RECUEILLI PAR ROMAIN CANUTI

— 

Les inscriptions pour l'édition 2011 de Marseille – Cassis, qui se tiendra le 30 octobre prochain, ont démarré depuis minuit. Un véritable sprint avant l'heure. Co-organisateur avec la mairie de Cassis, le président du SCO Sainte Marguerite s'explique.

Pourquoi avoir lancé les inscriptions à minuit sur internet ?
Il faut faire face à la demande, toujours plus forte. L'an dernier, on était complet en une seule journée. Cette fois, on va essayer de tenir une douzaine d'heures. Pour ceux qui doivent parer au plus pressé, ils peuvent toujours passer au siège de la SCO [1, boulevard de la Pugette 13009 Marseille].
Ce doit être un casse-tête

de refuser tant de personnes...
Je me dis que dans toutes les grandes courses c'est pareil. Et puis, c'est quand même une fierté de voir l'évolution de la course depuis 1979. C'est la quatrième année que nous avons le label d'argent, on est dans le Top 30 Mondial. Marseille-Cassis, ça se mérite. C'est un des plus beaux parcours du monde. Chez nous, on n'a pas les monuments comme à New York ou Paris, mais quand il fait beau, c'est exceptionnel. Je suis quand même triste pour les gens qui n'arrivent pas à s'inscrire. Mais si on limite le nombre de places, c'est pour des questions de sécurité. 15 000 coureurs, c'est 50 000 personnes à l'arrivée à Cassis. C'est une ville de 9 000 habitants, on est vraiment à saturation.
Avez-vous pensé

à faire des départs différés ?
Non. Un des principes de base, c'est de voir tout le monde courir ensemble. Toutes les classes sociales. Je rassure d'ailleurs les compétiteurs, l'attribution des dossards n'est pas liée à la rapidité de l'inscription.
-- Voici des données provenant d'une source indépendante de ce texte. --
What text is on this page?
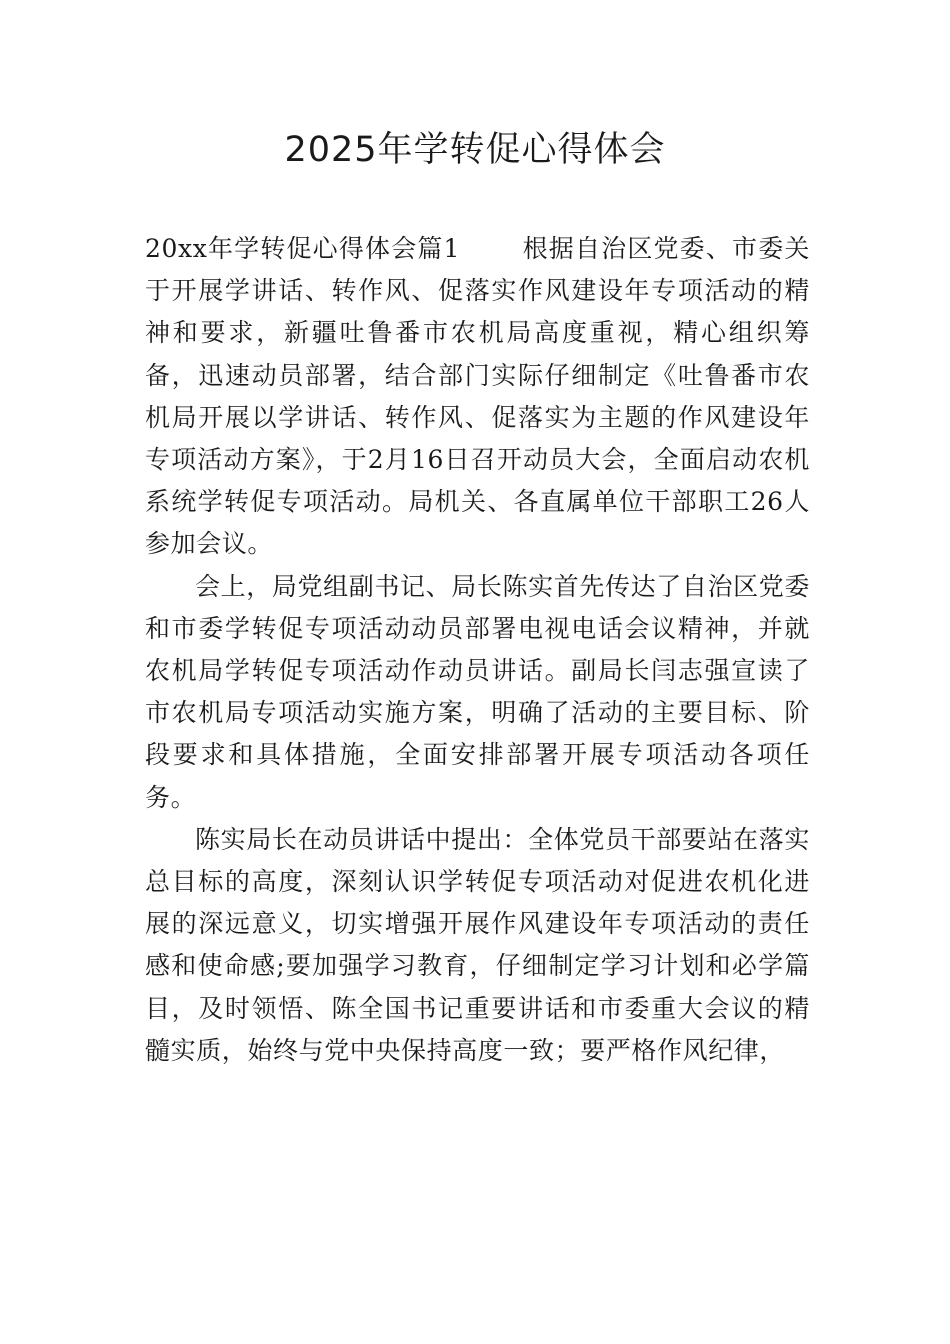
2025年学转促心得体会

20xx年学转促心得体会篇1 根据自治区党委、市委关于开展学讲话、转作风、促落实作风建设年专项活动的精神和要求，新疆吐鲁番市农机局高度重视，精心组织筹备，迅速动员部署，结合部门实际仔细制定《吐鲁番市农机局开展以学讲话、转作风、促落实为主题的作风建设年专项活动方案》，于2月16日召开动员大会，全面启动农机系统学转促专项活动。局机关、各直属单位干部职工26人参加会议。

会上，局党组副书记、局长陈实首先传达了自治区党委和市委学转促专项活动动员部署电视电话会议精神，并就农机局学转促专项活动作动员讲话。副局长闫志强宣读了市农机局专项活动实施方案，明确了活动的主要目标、阶段要求和具体措施，全面安排部署开展专项活动各项任务。

陈实局长在动员讲话中提出：全体党员干部要站在落实总目标的高度，深刻认识学转促专项活动对促进农机化进展的深远意义，切实增强开展作风建设年专项活动的责任感和使命感;要加强学习教育，仔细制定学习计划和必学篇目，及时领悟、陈全国书记重要讲话和市委重大会议的精髓实质，始终与党中央保持高度一致；要严格作风纪律，
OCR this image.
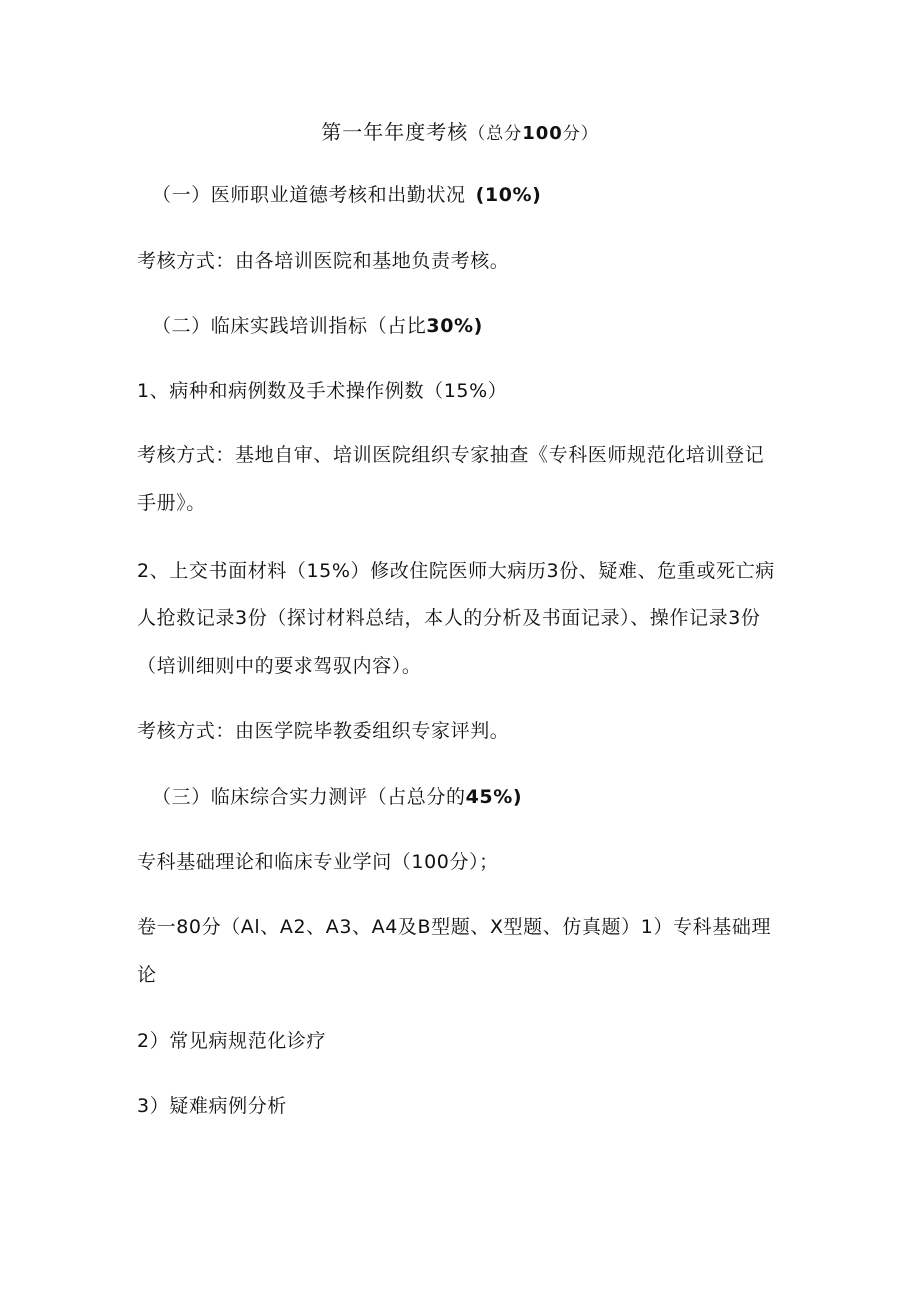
第一年年度考核（总分100分）
（一）医师职业道德考核和出勤状况 (10%)
考核方式：由各培训医院和基地负责考核。
（二）临床实践培训指标（占比30%)
1、病种和病例数及手术操作例数（15%）
考核方式：基地自审、培训医院组织专家抽查《专科医师规范化培训登记
手册》。
2、上交书面材料（15%）修改住院医师大病历3份、疑难、危重或死亡病
人抢救记录3份（探讨材料总结，本人的分析及书面记录）、操作记录3份
（培训细则中的要求驾驭内容）。
考核方式：由医学院毕教委组织专家评判。
（三）临床综合实力测评（占总分的45%)
专科基础理论和临床专业学问（100分）；
卷一80分（Al、A2、A3、A4及B型题、X型题、仿真题）1）专科基础理
论
2）常见病规范化诊疗
3）疑难病例分析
Cela se décide après, on favorise les gens qui ont déjà fait la course, suivant leurs performances. Mais même quand on part en queue de peloton, on arrive à la ligne d'arrivée au bout de cinq minutes. Ce n'est pas grand-chose. A New York aussi, tout le monde part au coup de pistolet. Et puis les gens viennent pour s'amuser. Il faut voir nos ravitaillements, c'est convivial. La priorité, c'est d'abord de sauvegarder l'esprit festif de la course.